Non-Fungible Tokens (NFTs) are a ground-breaking innovation in the ownership and management of digital assets. Because every NFT is distinct and has a unique identifier, it cannot be copied or traded. Blockchain technology is used to accomplish this uniqueness. NFTs are used to verify ownership of a wide range of digital and physical goods [
21], including digital art, music videos, real estate, gaming avatars etc. NFTs are also crucial to Web 3.0, the next iteration of the Internet that many companies and analysts are pushing. Blockchain’s decentralized structure guarantees the integrity and transparency of ownership data, and smart contracts streamline transactions by automating tasks like ownership transfers and royalty distribution.

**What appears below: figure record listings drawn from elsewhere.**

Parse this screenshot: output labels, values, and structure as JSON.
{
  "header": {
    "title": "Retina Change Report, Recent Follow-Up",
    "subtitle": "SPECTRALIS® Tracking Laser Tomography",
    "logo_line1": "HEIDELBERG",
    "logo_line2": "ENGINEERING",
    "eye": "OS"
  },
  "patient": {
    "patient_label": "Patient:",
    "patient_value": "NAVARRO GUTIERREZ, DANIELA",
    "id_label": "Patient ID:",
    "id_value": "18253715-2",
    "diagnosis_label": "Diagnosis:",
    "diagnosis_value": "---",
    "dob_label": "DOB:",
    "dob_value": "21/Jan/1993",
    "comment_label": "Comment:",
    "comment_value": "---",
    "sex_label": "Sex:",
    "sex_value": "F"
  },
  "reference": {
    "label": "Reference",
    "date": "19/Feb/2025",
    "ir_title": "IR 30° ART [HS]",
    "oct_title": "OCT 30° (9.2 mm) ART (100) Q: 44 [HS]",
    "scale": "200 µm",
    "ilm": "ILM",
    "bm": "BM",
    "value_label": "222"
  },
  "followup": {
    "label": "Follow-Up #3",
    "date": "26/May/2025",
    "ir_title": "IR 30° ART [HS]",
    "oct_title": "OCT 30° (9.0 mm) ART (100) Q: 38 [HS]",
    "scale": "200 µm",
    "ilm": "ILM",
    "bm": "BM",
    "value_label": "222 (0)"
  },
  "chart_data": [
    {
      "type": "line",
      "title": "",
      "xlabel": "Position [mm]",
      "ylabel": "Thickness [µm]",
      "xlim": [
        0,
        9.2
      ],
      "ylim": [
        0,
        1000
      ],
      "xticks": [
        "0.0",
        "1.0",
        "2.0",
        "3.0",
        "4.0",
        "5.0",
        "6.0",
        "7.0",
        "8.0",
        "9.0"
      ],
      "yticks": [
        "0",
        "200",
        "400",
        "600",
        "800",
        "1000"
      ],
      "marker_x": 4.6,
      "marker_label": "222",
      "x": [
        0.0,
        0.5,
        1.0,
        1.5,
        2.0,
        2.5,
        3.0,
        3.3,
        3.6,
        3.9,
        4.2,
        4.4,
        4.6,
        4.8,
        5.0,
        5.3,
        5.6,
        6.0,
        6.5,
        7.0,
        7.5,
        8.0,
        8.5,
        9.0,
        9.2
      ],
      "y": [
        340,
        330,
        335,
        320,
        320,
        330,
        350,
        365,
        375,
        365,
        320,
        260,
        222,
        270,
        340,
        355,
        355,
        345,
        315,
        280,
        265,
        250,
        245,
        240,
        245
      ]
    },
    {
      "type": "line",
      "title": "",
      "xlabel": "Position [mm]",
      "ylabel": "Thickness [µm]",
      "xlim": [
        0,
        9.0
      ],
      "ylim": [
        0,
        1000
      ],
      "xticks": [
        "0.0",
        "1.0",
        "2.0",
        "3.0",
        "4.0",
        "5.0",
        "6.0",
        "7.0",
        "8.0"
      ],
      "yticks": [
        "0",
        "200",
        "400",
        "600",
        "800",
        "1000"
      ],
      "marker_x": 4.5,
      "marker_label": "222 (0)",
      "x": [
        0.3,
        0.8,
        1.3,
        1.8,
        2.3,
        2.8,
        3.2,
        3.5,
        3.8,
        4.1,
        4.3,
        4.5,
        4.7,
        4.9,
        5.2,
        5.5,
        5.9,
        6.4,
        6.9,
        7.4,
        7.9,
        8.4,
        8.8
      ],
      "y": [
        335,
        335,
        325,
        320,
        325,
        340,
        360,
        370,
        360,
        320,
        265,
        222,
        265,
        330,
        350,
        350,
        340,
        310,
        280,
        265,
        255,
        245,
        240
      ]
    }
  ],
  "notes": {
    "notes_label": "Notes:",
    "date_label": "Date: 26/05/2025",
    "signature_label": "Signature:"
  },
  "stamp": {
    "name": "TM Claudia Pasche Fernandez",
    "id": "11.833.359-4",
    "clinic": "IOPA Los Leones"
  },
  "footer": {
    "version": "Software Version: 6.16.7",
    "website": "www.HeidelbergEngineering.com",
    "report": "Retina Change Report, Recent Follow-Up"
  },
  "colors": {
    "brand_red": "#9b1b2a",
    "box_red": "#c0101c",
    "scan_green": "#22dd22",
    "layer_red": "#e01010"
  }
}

Finally, the NFT process algorithm starts with the digital asset being initialized, having its nature defined, and being given a unique identification. The implementation of a smart contract that oversees the NFT requires integration with a Blockchain platform, such as Ethereum, via the ERC-721 standard [
22]. The NFT is created during the minting process by adding ownership information and other pertinent metadata to the smart contract. Smart contract updates enable ownership transfers, guaranteeing safe and transparent transactions documented on Blockchain. The NFT ecosystem is made more efficient by automating features in the smart contract, such as the distribution of royalties upon resale. NFTs are posted on NFT marketplaces such as OpenSea or Rarible, where buyers and sellers can transact to make them more widely available [
21]. Verifying the integrity of related metadata and examining ownership records on the Blockchain are two steps in the process of authenticating NFTs. The foundation of the NFT lifecycle is the aforementioned algorithmic procedure, which provides a methodical way to create, transfer, and confirm ownership of distinct digital assets on the Blockchain. The whole process is depicted graphically in
Figure 3.